On 8/1/19, stevea <steveaOSM at softworkers.com> wrote:
> (I chose the wrong source email address; apologies if anybody gets this
> twice).
>
> Thanks, Jóhannes.  I did try FB's tool myself and was pleasantly surprised
> it does a "looks OK for now" job of how Mikel put it earlier:  "a balance
> between turbocharged and exploitation."  I hear you as you say that
> mapwith.ai has, as I described, a comfortable workflow of "AI suggests,
> human maps, human checks that what is acceptable can be uploaded, human
> uploads."  That's fine, it does indeed have "a human in the loop" and the
> human checks for quality, the human is not just being there for the sake of
> being there.  This aspect of "humans, not AI, determine quality" is a
> critical component of what I am saying.
>
> What I believe raised ire here was the BBC botching the "press announcement"

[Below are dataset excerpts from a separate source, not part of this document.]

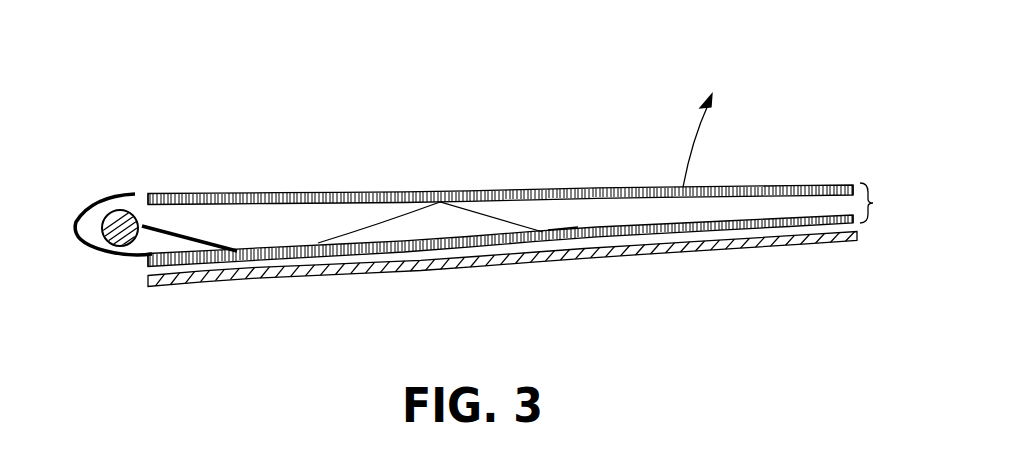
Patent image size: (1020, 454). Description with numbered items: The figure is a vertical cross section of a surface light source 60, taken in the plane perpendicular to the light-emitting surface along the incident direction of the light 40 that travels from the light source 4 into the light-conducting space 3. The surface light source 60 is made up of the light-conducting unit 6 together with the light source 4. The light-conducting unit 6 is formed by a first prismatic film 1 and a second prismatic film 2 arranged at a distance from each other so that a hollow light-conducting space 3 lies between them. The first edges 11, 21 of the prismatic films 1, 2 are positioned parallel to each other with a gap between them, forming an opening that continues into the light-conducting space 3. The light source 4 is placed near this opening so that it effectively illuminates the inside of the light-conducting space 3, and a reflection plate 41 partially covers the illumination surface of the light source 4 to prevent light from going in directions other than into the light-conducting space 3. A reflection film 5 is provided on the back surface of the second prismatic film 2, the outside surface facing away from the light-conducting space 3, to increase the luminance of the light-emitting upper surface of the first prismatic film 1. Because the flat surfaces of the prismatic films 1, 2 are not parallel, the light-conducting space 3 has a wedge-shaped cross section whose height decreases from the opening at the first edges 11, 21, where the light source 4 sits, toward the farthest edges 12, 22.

The first prismatic film 1 is at (745, 187).
The first edge of first prismatic film 11 is at (150, 193).
The farthest edge of first prismatic film 12 is at (855, 183).
The second prismatic film 2 is at (708, 231).
The first edge of second prismatic film 21 is at (143, 273).
The farthest edge of second prismatic film 22 is at (857, 224).
The light-conducting space 3 is at (563, 213).
The light source 4 is at (106, 212).
The light 40 is at (378, 224).
The reflection plate 41 is at (83, 248).
The reflection film 5 is at (803, 243).
The light-conducting unit 6 is at (879, 203).
The surface light source 60 is at (500, 163).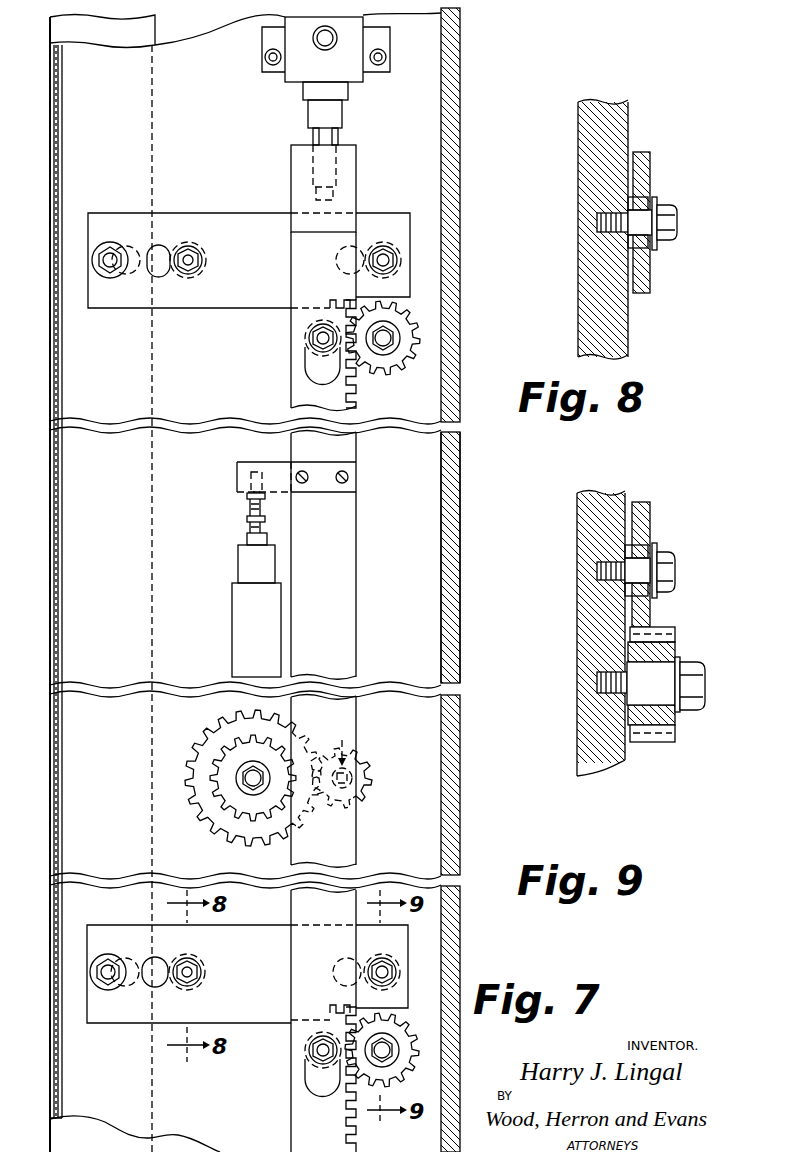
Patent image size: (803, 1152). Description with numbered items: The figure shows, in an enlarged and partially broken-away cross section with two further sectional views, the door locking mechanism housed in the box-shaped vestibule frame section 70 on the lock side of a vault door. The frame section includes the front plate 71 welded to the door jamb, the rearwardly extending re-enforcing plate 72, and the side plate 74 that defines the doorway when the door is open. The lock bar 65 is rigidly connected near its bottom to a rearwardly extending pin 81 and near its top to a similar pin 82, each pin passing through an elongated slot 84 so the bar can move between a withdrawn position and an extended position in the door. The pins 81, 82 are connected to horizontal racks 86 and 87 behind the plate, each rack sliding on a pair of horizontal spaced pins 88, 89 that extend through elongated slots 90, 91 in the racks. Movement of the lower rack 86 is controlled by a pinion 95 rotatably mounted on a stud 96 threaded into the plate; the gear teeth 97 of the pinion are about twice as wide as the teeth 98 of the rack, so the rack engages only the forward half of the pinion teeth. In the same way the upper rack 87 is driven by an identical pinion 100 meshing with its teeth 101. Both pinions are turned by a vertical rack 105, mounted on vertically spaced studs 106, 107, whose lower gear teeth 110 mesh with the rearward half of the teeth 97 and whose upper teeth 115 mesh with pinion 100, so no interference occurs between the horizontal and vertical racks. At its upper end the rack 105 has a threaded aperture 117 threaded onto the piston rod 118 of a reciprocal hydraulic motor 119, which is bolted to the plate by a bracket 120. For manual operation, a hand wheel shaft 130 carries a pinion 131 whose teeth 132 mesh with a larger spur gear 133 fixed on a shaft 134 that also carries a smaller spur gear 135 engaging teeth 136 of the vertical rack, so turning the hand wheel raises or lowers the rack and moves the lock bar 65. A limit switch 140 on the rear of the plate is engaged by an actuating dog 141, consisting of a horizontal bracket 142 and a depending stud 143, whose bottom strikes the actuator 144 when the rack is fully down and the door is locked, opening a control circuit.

In FIG. 7, the lock bar 65 is at (101, 33).
In FIG. 7, the vestibule frame section 70 is at (467, 520).
In FIG. 7, the front plate 71 is at (442, 570).
In FIG. 8, the front plate 71 is at (618, 330).
In FIG. 9, the front plate 71 is at (602, 755).
In FIG. 7, the re-enforcing plate 72 is at (460, 190).
In FIG. 7, the side plate 74 is at (62, 500).
In FIG. 7, the rearwardly extending pin 81 is at (104, 977).
In FIG. 7, the rearwardly extending pin 82 is at (103, 265).
In FIG. 7, the elongated slot 84 is at (131, 274).
In FIG. 7, the lower rack 86 is at (247, 974).
In FIG. 8, the lower rack 86 is at (650, 288).
In FIG. 9, the lower rack 86 is at (650, 616).
In FIG. 7, the upper rack 87 is at (249, 260).
In FIG. 7, the horizontal pin 88 is at (189, 985).
In FIG. 8, the horizontal pin 88 is at (647, 223).
In FIG. 7, the horizontal pin 89 is at (390, 968).
In FIG. 9, the horizontal pin 89 is at (643, 569).
In FIG. 7, the elongated slot 90 is at (161, 985).
In FIG. 7, the elongated slot 91 is at (333, 970).
In FIG. 7, the pinion 95 is at (402, 1027).
In FIG. 9, the pinion 95 is at (675, 720).
In FIG. 7, the stud 96 is at (386, 1048).
In FIG. 9, the stud 96 is at (663, 682).
In FIG. 7, the gear teeth 97 is at (407, 1066).
In FIG. 9, the gear teeth 97 is at (675, 633).
In FIG. 7, the teeth 98 is at (350, 1008).
In FIG. 7, the pinion 100 is at (403, 318).
In FIG. 7, the teeth 101 is at (358, 296).
In FIG. 7, the vertical rack 105 is at (297, 397).
In FIG. 7, the stud 106 is at (318, 340).
In FIG. 7, the stud 107 is at (317, 1052).
In FIG. 7, the gear teeth 110 is at (350, 1097).
In FIG. 7, the teeth 115 is at (350, 373).
In FIG. 7, the threaded aperture 117 is at (313, 168).
In FIG. 7, the piston rod 118 is at (308, 118).
In FIG. 7, the reciprocal hydraulic motor 119 is at (357, 77).
In FIG. 7, the bracket 120 is at (388, 38).
In FIG. 7, the shaft 130 is at (340, 742).
In FIG. 7, the pinion 131 is at (373, 778).
In FIG. 7, the teeth 132 is at (356, 758).
In FIG. 7, the spur gear 133 is at (273, 833).
In FIG. 7, the shaft 134 is at (248, 782).
In FIG. 7, the spur gear 135 is at (240, 798).
In FIG. 7, the teeth 136 is at (296, 812).
In FIG. 7, the limit switch 140 is at (261, 611).
In FIG. 7, the actuating dog 141 is at (232, 481).
In FIG. 7, the bracket 142 is at (273, 470).
In FIG. 7, the stud 143 is at (248, 509).
In FIG. 7, the actuator 144 is at (247, 537).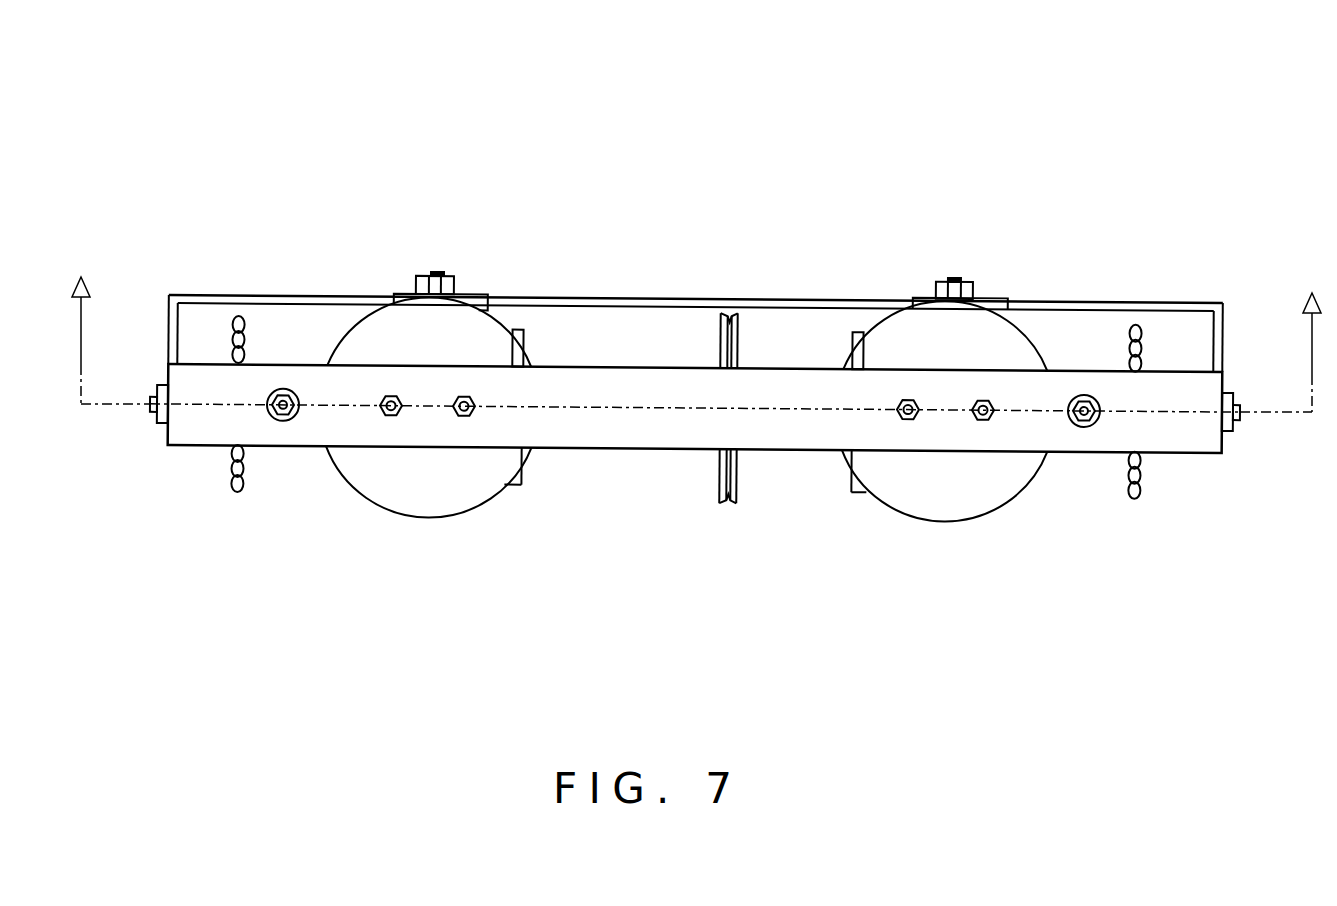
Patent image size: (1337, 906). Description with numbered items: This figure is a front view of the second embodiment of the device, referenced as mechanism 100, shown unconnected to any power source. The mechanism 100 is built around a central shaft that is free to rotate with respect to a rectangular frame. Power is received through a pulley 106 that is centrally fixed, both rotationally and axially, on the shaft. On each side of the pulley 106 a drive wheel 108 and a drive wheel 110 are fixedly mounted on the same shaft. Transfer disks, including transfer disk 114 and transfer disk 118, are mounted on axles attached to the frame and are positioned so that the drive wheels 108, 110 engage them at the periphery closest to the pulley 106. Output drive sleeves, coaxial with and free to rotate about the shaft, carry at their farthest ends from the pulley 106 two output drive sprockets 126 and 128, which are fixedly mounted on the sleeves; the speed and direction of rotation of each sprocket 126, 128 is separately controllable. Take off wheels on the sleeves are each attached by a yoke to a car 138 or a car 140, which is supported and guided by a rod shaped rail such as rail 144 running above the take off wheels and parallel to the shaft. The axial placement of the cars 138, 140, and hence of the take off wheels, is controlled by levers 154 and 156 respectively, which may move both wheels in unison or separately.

The mechanism 100 is at (690, 174).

> as a stilted and seemingly uninformed "cheerleading" piece that made AI
> sound as if it were a "magic bullet" that was going to save mapping in OSM
> somehow.  It isn't (magic) and it won't (though AI is an important tool
> going forward, especially as it is coupled with human wisdom and a hawkish
> eye towards high quality).  OSM is, and will always be, a
> human-participating project, with all of the social and "get outdoors and
> map" project as one (human) might like it to be.  AI can and does help,
> that's fine, as long as humans are always "in charge."
>
> Again, it sounds like there is a lot of agreement here.